2016年12月19日月曜日

シャープの晩節を汚した高橋興三前社長 「2016経営者残念大賞」第3位(5)

残念な点(2):意思決定ができない経営者


 高橋氏が社長に着任したときに、すでに業績の負担となっていたのがメキシコのテレビ工場だった。高橋政権下で売却が何度も検討されたが、高橋氏は決断しなかった。

 着任翌年の14年7月には、「現在利益を出しているので売却したら株主代表訴訟を起こされる」として売却断念の意向を報道陣に漏らした。ところがさらに15年に入り、この工場は中国の会社に売却してしまうことになる。赤か白か優柔不断、赤にした後、白になる。わずか2年の間にひとつの案件だけでこの始末だった。

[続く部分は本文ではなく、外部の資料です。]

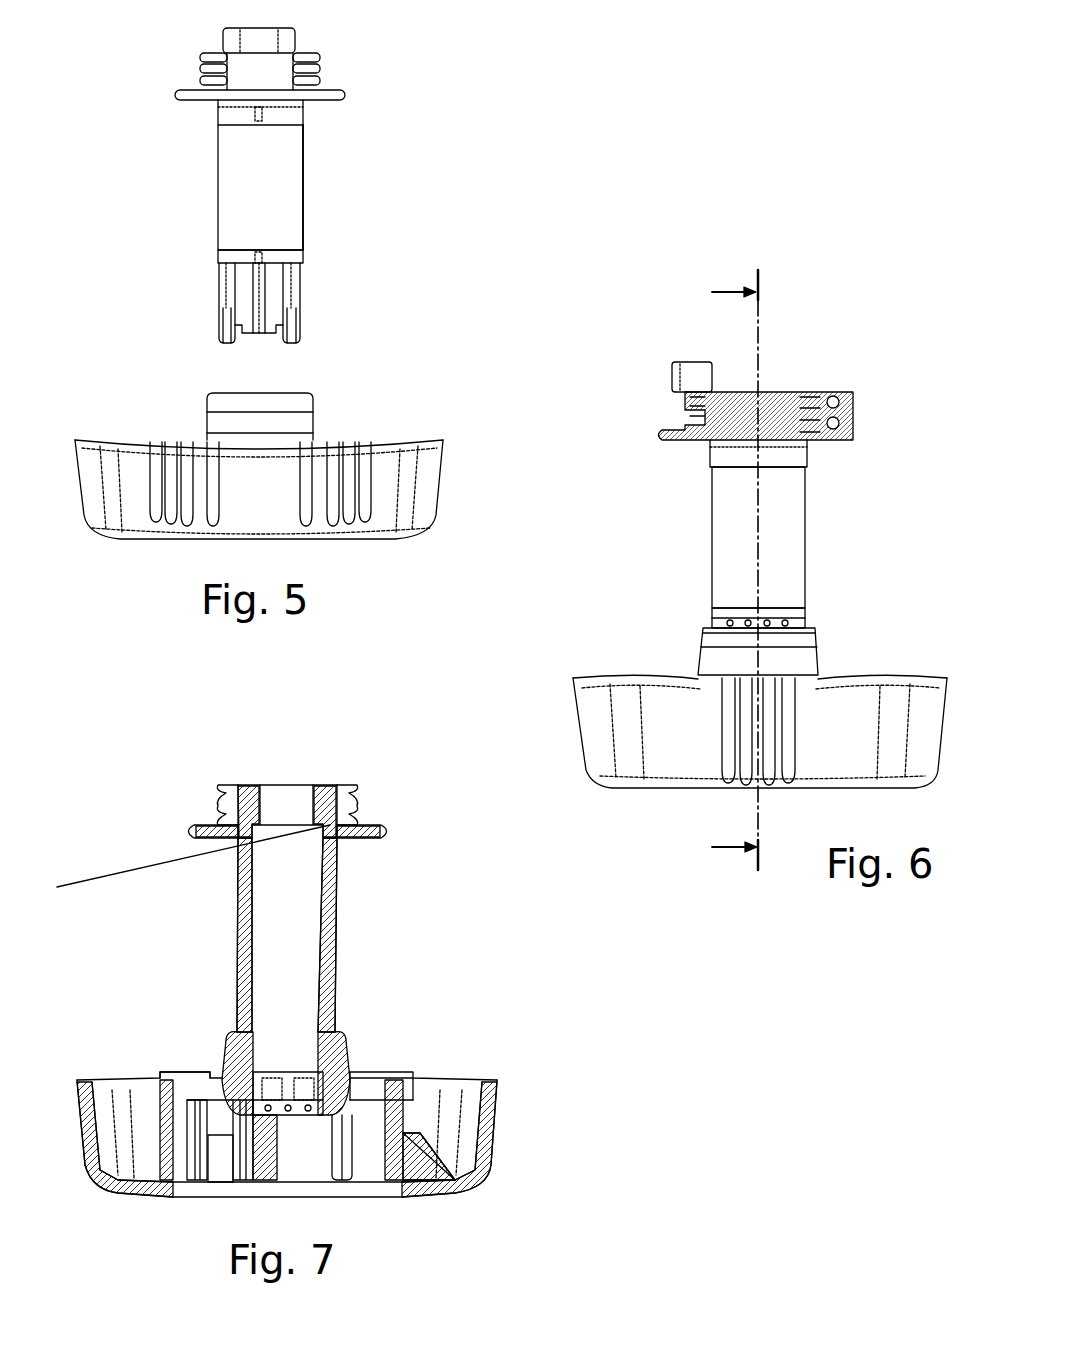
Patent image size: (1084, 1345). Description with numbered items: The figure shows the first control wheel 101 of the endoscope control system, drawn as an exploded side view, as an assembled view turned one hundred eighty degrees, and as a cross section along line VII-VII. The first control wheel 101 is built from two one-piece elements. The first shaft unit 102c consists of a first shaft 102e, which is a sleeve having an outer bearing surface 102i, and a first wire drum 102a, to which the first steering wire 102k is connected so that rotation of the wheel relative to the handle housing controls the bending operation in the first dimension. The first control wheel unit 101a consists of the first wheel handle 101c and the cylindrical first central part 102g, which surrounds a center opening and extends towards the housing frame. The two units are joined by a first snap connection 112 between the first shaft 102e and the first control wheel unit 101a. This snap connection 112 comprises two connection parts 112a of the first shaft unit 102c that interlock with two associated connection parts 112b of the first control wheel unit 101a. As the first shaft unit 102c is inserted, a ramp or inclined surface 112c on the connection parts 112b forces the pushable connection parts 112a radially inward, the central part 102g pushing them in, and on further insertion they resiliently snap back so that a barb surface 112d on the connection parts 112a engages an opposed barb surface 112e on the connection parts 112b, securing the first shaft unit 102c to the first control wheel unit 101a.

In FIG. 6, the first control wheel 101 is at (656, 275).
In FIG. 5, the first control wheel unit 101a is at (324, 503).
In FIG. 6, the first control wheel unit 101a is at (733, 708).
In FIG. 7, the first control wheel unit 101a is at (381, 1148).
In FIG. 5, the first wheel handle 101c is at (413, 477).
In FIG. 6, the first wheel handle 101c is at (813, 715).
In FIG. 7, the first wheel handle 101c is at (495, 1082).
In FIG. 5, the first wire drum 102a is at (320, 67).
In FIG. 6, the first wire drum 102a is at (812, 392).
In FIG. 7, the first wire drum 102a is at (242, 785).
In FIG. 5, the first shaft unit 102c is at (306, 179).
In FIG. 6, the first shaft unit 102c is at (743, 482).
In FIG. 7, the first shaft unit 102c is at (300, 927).
In FIG. 5, the first shaft 102e is at (228, 198).
In FIG. 6, the first shaft 102e is at (792, 532).
In FIG. 7, the first shaft 102e is at (333, 905).
In FIG. 5, the first central part 102g is at (305, 420).
In FIG. 7, the first central part 102g is at (347, 1043).
In FIG. 5, the outer bearing surface 102i is at (303, 185).
In FIG. 7, the first steering wire 102k is at (87, 878).
In FIG. 7, the first snap connection 112 is at (355, 1108).
In FIG. 5, the connection parts 112a is at (300, 323).
In FIG. 7, the associated connection parts 112b is at (340, 1090).
In FIG. 7, the ramp or inclined surface 112c is at (213, 1055).
In FIG. 5, the barb surface 112d is at (223, 333).
In FIG. 7, the opposed barb surface 112e is at (207, 1095).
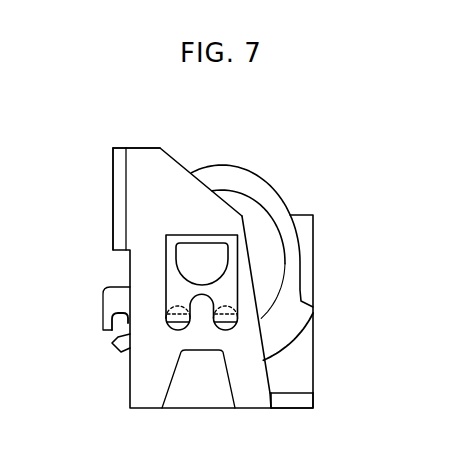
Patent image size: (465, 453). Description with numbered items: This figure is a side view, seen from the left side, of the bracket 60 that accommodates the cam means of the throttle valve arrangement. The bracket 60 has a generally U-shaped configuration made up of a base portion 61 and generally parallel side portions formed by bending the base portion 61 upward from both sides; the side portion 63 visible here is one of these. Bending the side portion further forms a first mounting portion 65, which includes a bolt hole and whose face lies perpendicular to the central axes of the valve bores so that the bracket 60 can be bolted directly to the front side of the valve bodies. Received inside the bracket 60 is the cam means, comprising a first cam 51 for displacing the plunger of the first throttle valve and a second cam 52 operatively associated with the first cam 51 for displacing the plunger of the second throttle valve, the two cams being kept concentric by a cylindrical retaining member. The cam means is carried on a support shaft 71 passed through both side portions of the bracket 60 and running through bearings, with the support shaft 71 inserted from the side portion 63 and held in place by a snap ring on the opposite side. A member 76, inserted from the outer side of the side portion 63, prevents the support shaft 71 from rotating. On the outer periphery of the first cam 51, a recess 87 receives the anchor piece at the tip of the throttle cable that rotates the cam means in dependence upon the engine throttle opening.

The first cam 51 is at (237, 174).
The second cam 52 is at (267, 223).
The bracket 60 is at (205, 397).
The base portion 61 is at (290, 401).
The side portion 63 is at (150, 156).
The first mounting portion 65 is at (117, 183).
The support shaft 71 is at (179, 257).
The member 76 is at (227, 288).
The recess 87 is at (124, 324).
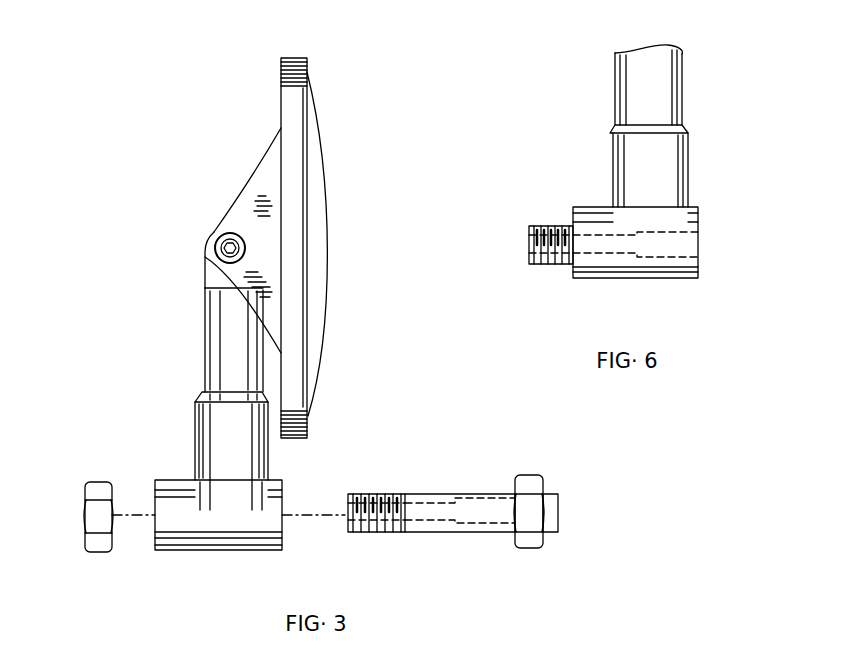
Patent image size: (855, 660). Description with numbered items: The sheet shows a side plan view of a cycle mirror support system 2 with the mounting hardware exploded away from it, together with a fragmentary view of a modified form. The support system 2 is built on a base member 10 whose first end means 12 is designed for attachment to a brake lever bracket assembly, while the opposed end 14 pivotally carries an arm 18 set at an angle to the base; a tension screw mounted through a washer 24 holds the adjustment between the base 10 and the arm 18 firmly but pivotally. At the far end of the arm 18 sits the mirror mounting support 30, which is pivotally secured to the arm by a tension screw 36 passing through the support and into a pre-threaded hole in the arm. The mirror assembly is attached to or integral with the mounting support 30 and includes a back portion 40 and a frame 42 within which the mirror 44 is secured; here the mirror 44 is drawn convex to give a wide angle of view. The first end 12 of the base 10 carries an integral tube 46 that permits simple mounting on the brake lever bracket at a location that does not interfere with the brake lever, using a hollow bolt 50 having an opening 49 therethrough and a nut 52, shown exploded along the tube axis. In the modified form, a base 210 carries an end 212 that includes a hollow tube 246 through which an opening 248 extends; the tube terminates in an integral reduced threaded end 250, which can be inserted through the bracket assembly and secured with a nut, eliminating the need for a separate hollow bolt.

In FIG. 3, the mirror support system 2 is at (150, 376).
In FIG. 3, the base member 10 is at (217, 383).
In FIG. 3, the first end means 12 is at (183, 554).
In FIG. 3, the end 14 is at (205, 328).
In FIG. 3, the arm 18 is at (210, 272).
In FIG. 3, the washer 24 is at (207, 287).
In FIG. 3, the mirror mounting support 30 is at (256, 193).
In FIG. 3, the tension screw 36 is at (217, 238).
In FIG. 3, the back portion 40 is at (281, 90).
In FIG. 3, the frame 42 is at (290, 58).
In FIG. 3, the mirror 44 is at (315, 160).
In FIG. 3, the tube 46 is at (243, 536).
In FIG. 3, the opening 49 is at (560, 510).
In FIG. 3, the hollow bolt 50 is at (415, 498).
In FIG. 3, the nut 52 is at (95, 482).
In FIG. 6, the base 210 is at (668, 88).
In FIG. 6, the end 212 is at (673, 281).
In FIG. 6, the hollow tube 246 is at (605, 268).
In FIG. 6, the opening 248 is at (700, 244).
In FIG. 6, the reduced threaded end 250 is at (541, 226).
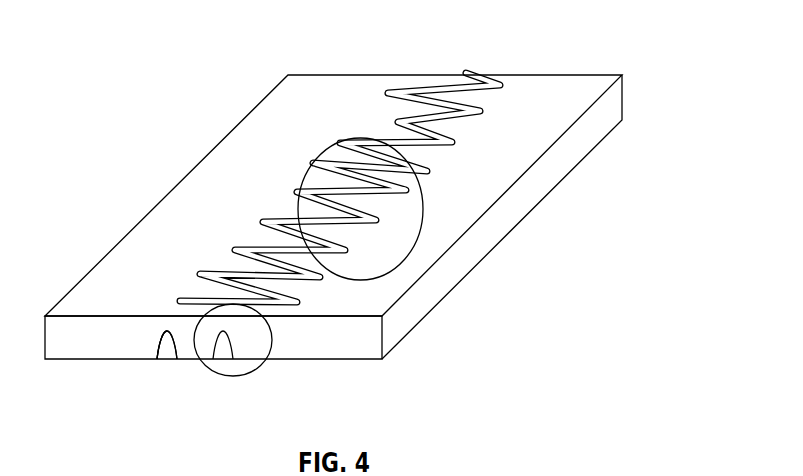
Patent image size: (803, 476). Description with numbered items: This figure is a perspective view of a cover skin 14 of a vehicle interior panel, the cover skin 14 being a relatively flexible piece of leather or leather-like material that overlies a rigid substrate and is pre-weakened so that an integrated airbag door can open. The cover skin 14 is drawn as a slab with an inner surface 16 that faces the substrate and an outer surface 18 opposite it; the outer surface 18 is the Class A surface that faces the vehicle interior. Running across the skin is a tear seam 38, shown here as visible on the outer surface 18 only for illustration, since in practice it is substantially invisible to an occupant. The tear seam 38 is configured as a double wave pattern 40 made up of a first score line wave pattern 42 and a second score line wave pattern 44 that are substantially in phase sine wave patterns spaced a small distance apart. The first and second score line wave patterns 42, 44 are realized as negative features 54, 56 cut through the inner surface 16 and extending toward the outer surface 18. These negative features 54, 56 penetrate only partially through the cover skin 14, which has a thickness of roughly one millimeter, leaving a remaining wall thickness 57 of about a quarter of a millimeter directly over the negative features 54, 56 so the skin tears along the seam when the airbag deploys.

The cover skin 14 is at (320, 348).
The inner surface 16 is at (92, 360).
The outer surface 18 is at (356, 89).
The tear seam 38 is at (275, 203).
The double wave pattern 40 is at (478, 62).
The first score line wave pattern 42 is at (480, 112).
The second score line wave pattern 44 is at (222, 281).
The negative feature 54 is at (261, 314).
The negative feature 56 is at (159, 336).
The remaining wall thickness 57 is at (163, 317).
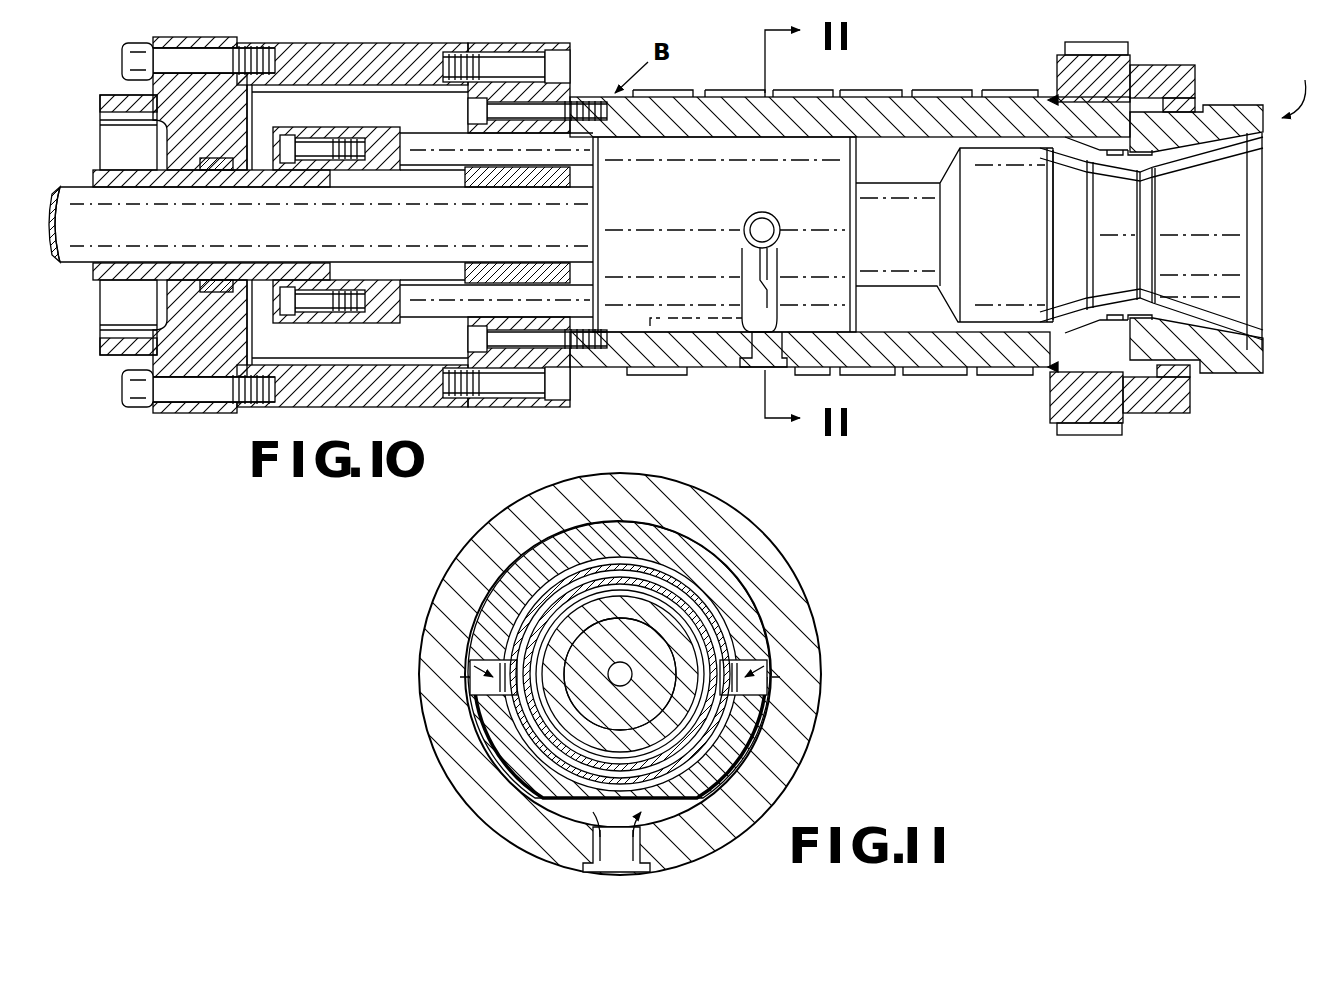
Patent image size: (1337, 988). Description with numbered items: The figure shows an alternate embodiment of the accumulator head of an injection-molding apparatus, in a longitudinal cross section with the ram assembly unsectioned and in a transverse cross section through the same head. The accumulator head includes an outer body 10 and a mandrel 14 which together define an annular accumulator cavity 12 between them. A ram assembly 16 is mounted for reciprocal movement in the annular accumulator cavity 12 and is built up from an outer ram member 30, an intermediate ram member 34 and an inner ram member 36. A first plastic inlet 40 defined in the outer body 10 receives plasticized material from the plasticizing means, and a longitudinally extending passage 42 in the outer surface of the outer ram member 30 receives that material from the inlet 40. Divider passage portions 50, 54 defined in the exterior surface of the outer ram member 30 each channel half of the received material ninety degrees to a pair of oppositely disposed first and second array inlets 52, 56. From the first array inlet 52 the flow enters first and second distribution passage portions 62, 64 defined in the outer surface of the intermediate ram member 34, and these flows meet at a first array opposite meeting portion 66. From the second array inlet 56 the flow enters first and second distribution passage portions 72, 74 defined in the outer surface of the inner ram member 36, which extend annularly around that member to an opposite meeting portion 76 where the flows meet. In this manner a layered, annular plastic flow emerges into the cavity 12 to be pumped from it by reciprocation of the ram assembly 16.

In FIG. 10, the outer body 10 is at (942, 112).
In FIG. 11, the outer body 10 is at (763, 563).
In FIG. 10, the annular accumulator cavity 12 is at (912, 169).
In FIG. 10, the mandrel 14 is at (912, 226).
In FIG. 11, the mandrel 14 is at (685, 622).
In FIG. 10, the ram assembly 16 is at (860, 138).
In FIG. 10, the outer ram member 30 is at (688, 195).
In FIG. 11, the outer ram member 30 is at (513, 572).
In FIG. 11, the intermediate ram member 34 is at (535, 600).
In FIG. 11, the inner ram member 36 is at (545, 640).
In FIG. 10, the first plastic inlet 40 is at (765, 345).
In FIG. 11, the first plastic inlet 40 is at (628, 856).
In FIG. 10, the longitudinally extending passage 42 is at (675, 340).
In FIG. 11, the longitudinally extending passage 42 is at (585, 810).
In FIG. 10, the divider passage portion 50 is at (768, 266).
In FIG. 11, the divider passage portion 50 is at (760, 717).
In FIG. 10, the first array inlet 52 is at (770, 226).
In FIG. 11, the first array inlet 52 is at (780, 666).
In FIG. 11, the divider passage portion 54 is at (478, 728).
In FIG. 11, the second array inlet 56 is at (460, 662).
In FIG. 11, the first distribution passage portion 62 is at (703, 772).
In FIG. 11, the second distribution passage portion 64 is at (655, 580).
In FIG. 11, the first array opposite meeting portion 66 is at (478, 687).
In FIG. 11, the first distribution passage portion 72 is at (518, 802).
In FIG. 11, the second distribution passage portion 74 is at (610, 566).
In FIG. 11, the opposite meeting portion 76 is at (673, 632).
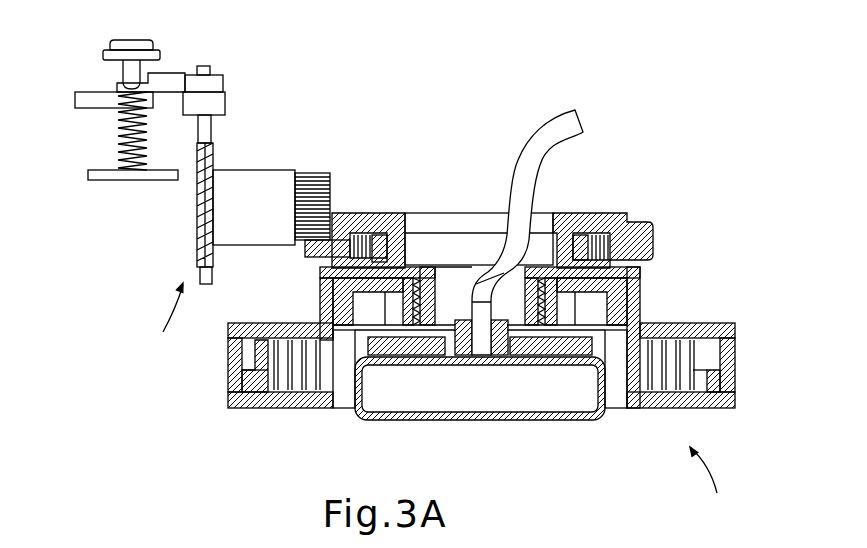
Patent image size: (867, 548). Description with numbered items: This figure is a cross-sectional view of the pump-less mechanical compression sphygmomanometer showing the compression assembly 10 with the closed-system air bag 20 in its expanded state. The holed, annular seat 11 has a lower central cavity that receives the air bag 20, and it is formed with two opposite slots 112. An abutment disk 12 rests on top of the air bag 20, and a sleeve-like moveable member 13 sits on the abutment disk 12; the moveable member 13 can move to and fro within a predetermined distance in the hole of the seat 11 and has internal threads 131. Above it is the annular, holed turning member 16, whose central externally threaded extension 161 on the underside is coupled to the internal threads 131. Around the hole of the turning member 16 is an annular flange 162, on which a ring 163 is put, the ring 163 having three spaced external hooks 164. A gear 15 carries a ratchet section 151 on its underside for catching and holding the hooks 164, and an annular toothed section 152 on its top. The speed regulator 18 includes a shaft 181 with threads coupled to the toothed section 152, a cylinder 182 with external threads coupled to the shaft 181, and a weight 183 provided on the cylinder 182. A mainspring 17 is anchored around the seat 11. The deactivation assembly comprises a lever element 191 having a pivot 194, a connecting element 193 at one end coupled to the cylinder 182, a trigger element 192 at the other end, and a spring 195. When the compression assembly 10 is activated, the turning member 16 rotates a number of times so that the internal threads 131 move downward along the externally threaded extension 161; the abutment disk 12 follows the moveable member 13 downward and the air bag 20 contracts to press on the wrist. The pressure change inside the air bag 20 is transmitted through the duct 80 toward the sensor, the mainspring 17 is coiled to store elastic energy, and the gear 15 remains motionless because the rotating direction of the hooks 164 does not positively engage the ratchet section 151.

The compression assembly 10 is at (674, 422).
The annular seat 11 is at (228, 373).
The slots 112 is at (350, 400).
The abutment disk 12 is at (580, 342).
The moveable member 13 is at (322, 297).
The internal threads 131 is at (408, 338).
The gear 15 is at (363, 213).
The ratchet section 151 is at (318, 250).
The toothed section 152 is at (638, 220).
The turning member 16 is at (279, 322).
The externally threaded extension 161 is at (435, 293).
The annular flange 162 is at (405, 250).
The ring 163 is at (376, 234).
The hooks 164 is at (604, 249).
The mainspring 17 is at (230, 356).
The speed regulator 18 is at (169, 320).
The shaft 181 is at (244, 181).
The cylinder 182 is at (197, 217).
The weight 183 is at (222, 100).
The lever element 191 is at (158, 83).
The trigger element 192 is at (132, 43).
The connecting element 193 is at (218, 78).
The pivot 194 is at (90, 97).
The spring 195 is at (120, 138).
The air bag 20 is at (567, 424).
The duct 80 is at (562, 128).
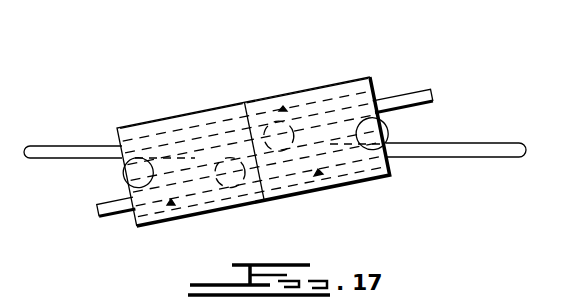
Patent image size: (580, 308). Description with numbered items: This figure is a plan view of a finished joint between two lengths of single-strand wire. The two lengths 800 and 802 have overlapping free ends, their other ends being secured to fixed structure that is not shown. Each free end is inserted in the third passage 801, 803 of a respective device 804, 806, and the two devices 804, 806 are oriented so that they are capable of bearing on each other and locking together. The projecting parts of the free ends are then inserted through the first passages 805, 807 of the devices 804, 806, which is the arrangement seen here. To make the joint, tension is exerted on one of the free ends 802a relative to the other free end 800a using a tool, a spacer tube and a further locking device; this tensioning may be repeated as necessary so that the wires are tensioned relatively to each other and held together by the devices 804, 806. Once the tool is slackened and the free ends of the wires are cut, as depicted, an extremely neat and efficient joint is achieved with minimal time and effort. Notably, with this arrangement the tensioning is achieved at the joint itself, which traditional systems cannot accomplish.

The length of wire 800 is at (60, 150).
The free end of wire 800a is at (397, 90).
The third passage 801 is at (255, 151).
The length of wire 802 is at (441, 152).
The free end of wire 802a is at (112, 213).
The third passage 803 is at (319, 173).
The device 804 is at (160, 127).
The first passage 805 is at (171, 206).
The device 806 is at (343, 97).
The first passage 807 is at (283, 106).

 15年5月には、中期経営計画を策定し直して発表した。しかし、シャープの最大の構造的な問題だった液晶事業については手付かずで、高橋氏は「液晶がなければ、再建計画は成り立たない」と言い切った。

 ところが同年8月になると液晶事業の分社化検討を発表したのである。方針も、戦略も経営者としての矜持も見られない変節である。15年6月の株主総会では、株主からの「辞職しろ」「責任を取れ」などのコメントが飛び交い、社長以下役員は頭を下げることを重ねるばかりだった。